I would like to preface the argument I’m about to make by asserting that I began using a computer around the same time I began reading chapter books. While I acknowledge that my reading brain functions differently from those of the older generations, I don’t believe it is in any way endangered. If children today read a word or concept they don’t understand, they can google it to learn the definition, along with its contexts in our society that they might not find through their own mental devices or the classic dictionary volume. This is the digital way of “going beyond the decoded text to think new thoughts of our own.” After all, isn’t the use of a search engine the byproduct of a new thought one has on one’s own? Children today may miss out on deep reading in the sense that they spend less time reflecting and more time interacting, but I would argue that they’ll be better equipped to draw connections between terms and themes than past generations, due to the vast amount of information accessible to them. Their cognitive abilities will be different, but not necessarily inferior.
In the same vein, who says that children analyze and react more to printed text than what they read on the internet? Just because the text is typically less complicated, what about that implies that their responses are less sophisticated? Children from my own public school district have begun receiving iPads as they enter high school, to be better equipped for the digital world. This did not necessitate the simplification of the content of the curriculum in the process; high schoolers will still “deeply read” and discuss The Great Gatsby as they always have. In fact, now that technology is formally present in the classroom, teachers may better acknowledge the widespread use of sites like Sparknotes and push students to go beyond the analysis everyone has read on the internet, or use it to spur discussion.

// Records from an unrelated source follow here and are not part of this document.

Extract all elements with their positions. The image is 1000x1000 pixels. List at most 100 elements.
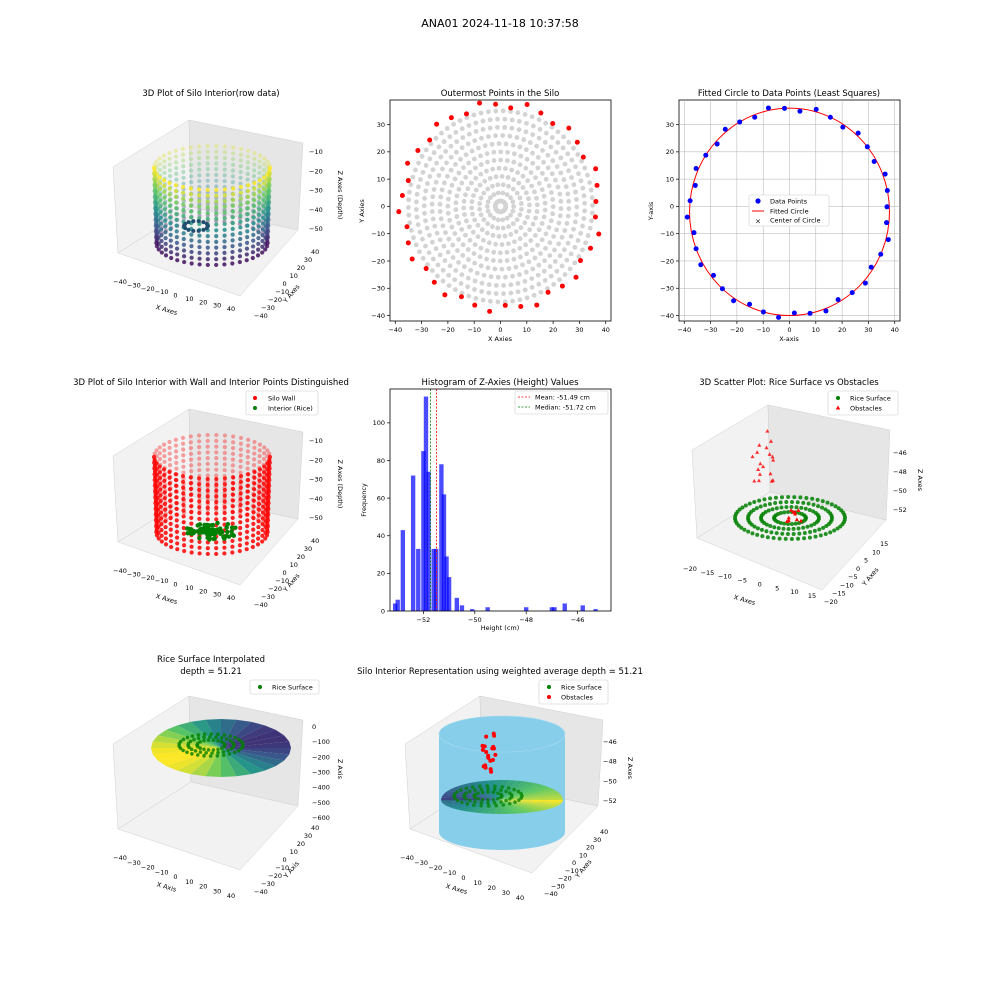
surface-patch: [442, 800, 498, 805]
gray-point: [472, 217, 478, 223]
wall-point: [262, 445, 267, 450]
raw-point: [237, 254, 243, 259]
wall-point: [157, 464, 162, 469]
gray-point: [470, 229, 476, 235]
raw-point: [222, 245, 227, 250]
rice-surface-point: [815, 497, 820, 502]
gray-point: [480, 118, 486, 124]
surface-patch: [498, 800, 553, 810]
outermost-ytick-label: 0: [381, 203, 385, 211]
gray-point: [478, 110, 484, 116]
wall-point: [196, 476, 202, 481]
wall-point: [261, 499, 266, 504]
gray-point: [576, 171, 581, 177]
surface-patch: [152, 748, 221, 761]
outermost-xtick-label: −20: [441, 326, 455, 334]
gray-point: [433, 246, 439, 252]
silo-xtick-label: 40: [516, 894, 524, 902]
data-point: [868, 264, 874, 270]
raw-ytick-label: 10: [290, 272, 298, 280]
panel-outermost-xlabel: X Axies: [488, 335, 513, 343]
surface-patch: [498, 792, 562, 800]
gray-point: [548, 190, 554, 195]
raw-point: [251, 238, 256, 243]
raw-point: [197, 179, 202, 184]
gray-point: [562, 228, 568, 233]
gray-point: [550, 211, 556, 217]
raw-point: [163, 247, 168, 252]
wall-point: [174, 524, 179, 529]
wall-point: [257, 484, 262, 489]
obstacle-point: [792, 509, 797, 514]
gray-point: [438, 154, 444, 160]
gray-point: [419, 153, 425, 159]
raw-point: [245, 188, 251, 194]
rice-ytick-label: 10: [872, 548, 880, 556]
panel-rice-interpolated: Rice Surface Interpolated depth = 51.21 …: [112, 655, 344, 900]
gray-point: [525, 178, 531, 184]
wall-point: [197, 493, 202, 498]
outermost-point: [448, 115, 454, 121]
wall-point: [205, 473, 210, 478]
rice-surface-point: [227, 752, 232, 756]
raw-point: [197, 204, 202, 209]
wall-point: [246, 472, 251, 477]
gray-point: [473, 120, 479, 126]
raw-point: [153, 212, 158, 217]
rice-surface-point: [780, 531, 785, 536]
gray-point: [444, 173, 450, 179]
outermost-point: [442, 292, 448, 298]
wall-point: [250, 539, 256, 544]
gray-point: [484, 168, 489, 174]
raw-point: [261, 192, 266, 197]
rice-surface-point: [776, 526, 781, 531]
gray-point: [517, 162, 523, 168]
gray-point: [456, 220, 462, 226]
rice-surface-point: [189, 747, 194, 752]
wall-point: [153, 506, 158, 512]
wall-point: [267, 460, 272, 465]
wall-point: [168, 527, 173, 532]
rice-surface-point: [452, 792, 457, 796]
wall-point: [230, 515, 235, 520]
wall-point: [214, 467, 219, 472]
gray-point: [572, 260, 578, 266]
wall-point: [152, 472, 157, 477]
wall-point: [181, 485, 186, 490]
silo-ytick-label: 30: [593, 836, 601, 844]
interior-point: [225, 529, 230, 535]
rice-surface-point: [789, 505, 794, 510]
rice-surface-point: [464, 786, 469, 791]
surface-ytick-label: −40: [254, 888, 268, 896]
gray-point: [504, 192, 510, 197]
gray-point: [503, 274, 508, 280]
raw-point: [152, 188, 157, 194]
raw-point: [245, 177, 250, 182]
wall-point: [263, 536, 268, 541]
wall-point: [168, 510, 173, 515]
legend-label-center: Center of Circle: [770, 217, 821, 225]
rice-surface-point: [198, 750, 203, 754]
raw-point: [230, 174, 235, 179]
raw-point: [214, 193, 219, 198]
wall-point: [245, 512, 250, 517]
raw-point: [167, 150, 172, 156]
gray-point: [459, 145, 465, 151]
raw-point: [238, 236, 243, 242]
rice-surface-point: [504, 789, 508, 794]
gray-point: [556, 241, 561, 247]
outermost-xtick-label: 40: [602, 326, 610, 334]
raw-point: [154, 159, 159, 164]
raw-point: [163, 235, 168, 241]
raw-point: [197, 245, 202, 250]
gray-point: [488, 195, 493, 201]
silo-xtick-label: −20: [428, 864, 442, 872]
wall-point: [230, 498, 236, 503]
rice-surface-point: [768, 524, 773, 529]
wall-xtick-label: 40: [227, 594, 235, 602]
wall-point: [230, 521, 235, 526]
gray-point: [548, 218, 554, 224]
data-point: [710, 272, 716, 278]
raw-point: [174, 217, 179, 222]
gray-point: [510, 208, 516, 214]
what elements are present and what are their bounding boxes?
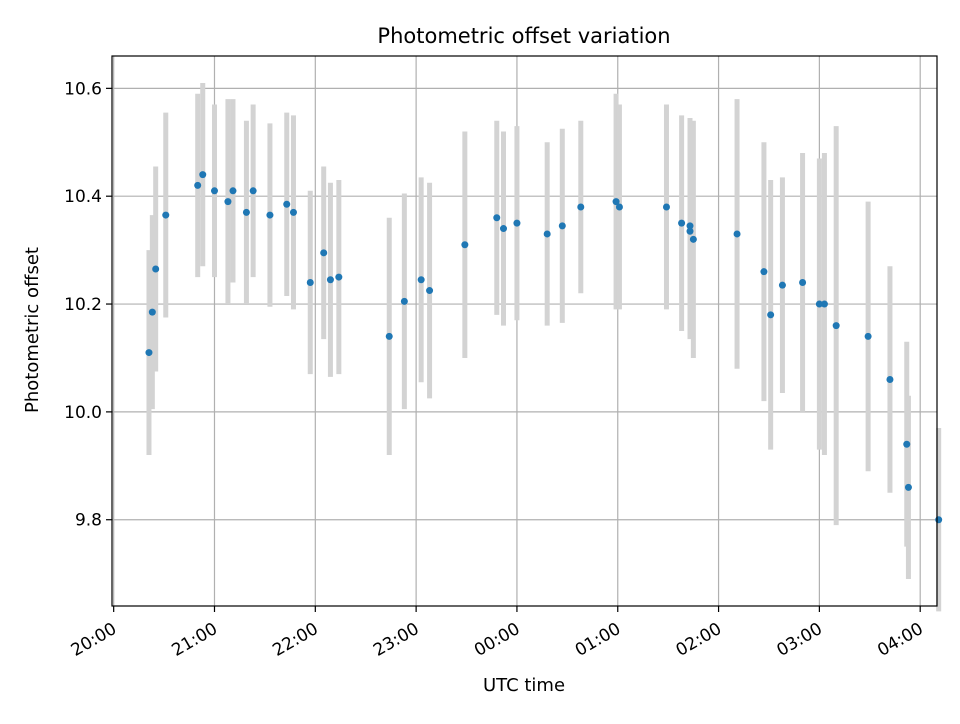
data-point [224,198,232,206]
data-point [767,311,775,319]
data-point [385,332,393,340]
data-point [283,200,291,208]
y-tick-label: 10.2 [64,295,102,315]
data-point [266,211,274,219]
data-point [499,225,507,233]
data-point [242,208,250,216]
y-axis-ticks: 9.8 10.0 10.2 10.4 10.6 [64,79,112,531]
data-point [210,187,218,195]
data-point [543,230,551,238]
y-tick-label: 10.4 [64,187,102,207]
data-point [815,300,823,308]
data-point [760,268,768,276]
data-point [229,187,237,195]
data-point [904,483,912,491]
data-point [306,278,314,286]
y-axis-label: Photometric offset [22,247,43,413]
data-point [820,300,828,308]
data-point [558,222,566,230]
data-point [662,203,670,211]
data-point [417,276,425,284]
data-point [733,230,741,238]
data-point [145,349,153,357]
data-point [864,332,872,340]
data-point [678,219,686,227]
data-point [249,187,257,195]
data-point [199,171,207,179]
data-point [194,181,202,189]
data-point [612,198,620,206]
data-point [577,203,585,211]
y-tick-label: 10.0 [64,403,102,423]
data-point [148,308,156,316]
data-point [335,273,343,281]
y-tick-label: 9.8 [75,511,102,531]
data-point [493,214,501,222]
data-point [778,281,786,289]
data-point [935,516,943,524]
data-point [689,235,697,243]
plot-frame [111,55,938,607]
data-point [152,265,160,273]
data-point [400,297,408,305]
data-point [162,211,170,219]
x-axis-label: UTC time [483,675,565,696]
data-point [289,208,297,216]
data-point [426,287,434,295]
data-point [799,278,807,286]
data-point [326,276,334,284]
data-point [686,222,694,230]
data-point [886,376,894,384]
chart-title: Photometric offset variation [377,24,670,48]
data-point [320,249,328,257]
data-point [513,219,521,227]
data-point [615,203,623,211]
data-point [461,241,469,249]
y-tick-label: 10.6 [64,79,102,99]
data-point [903,440,911,448]
data-point [832,322,840,330]
data-point [686,227,694,235]
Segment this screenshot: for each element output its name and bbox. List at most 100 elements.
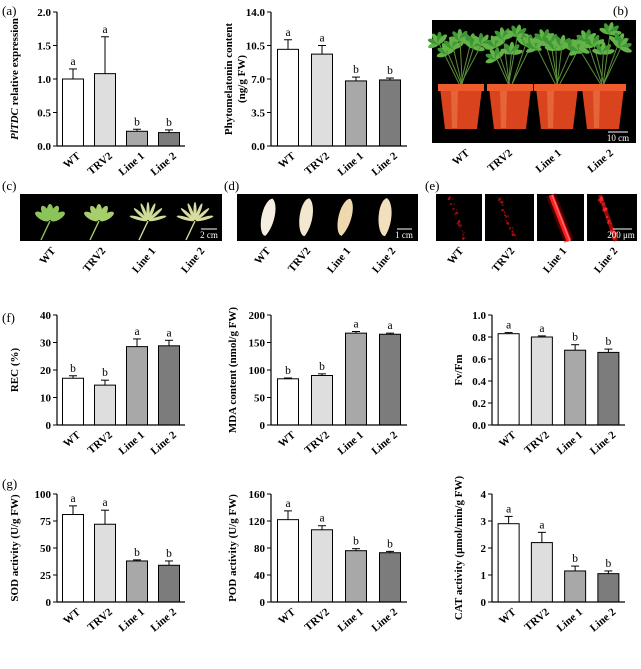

I am a product of the digital age: I think its both funny and endearing that my mom still usually addresses me “Dear Liz,” and signs off “Love, Mom,” when she texts me, even though both statements are implied before I open the text. It doesn’t make me sharper or her more literate, it just makes our communication stylea different. I’d be curious to hear what the rest of the class thinks about the difference in communication styles between digital natives and immigrants.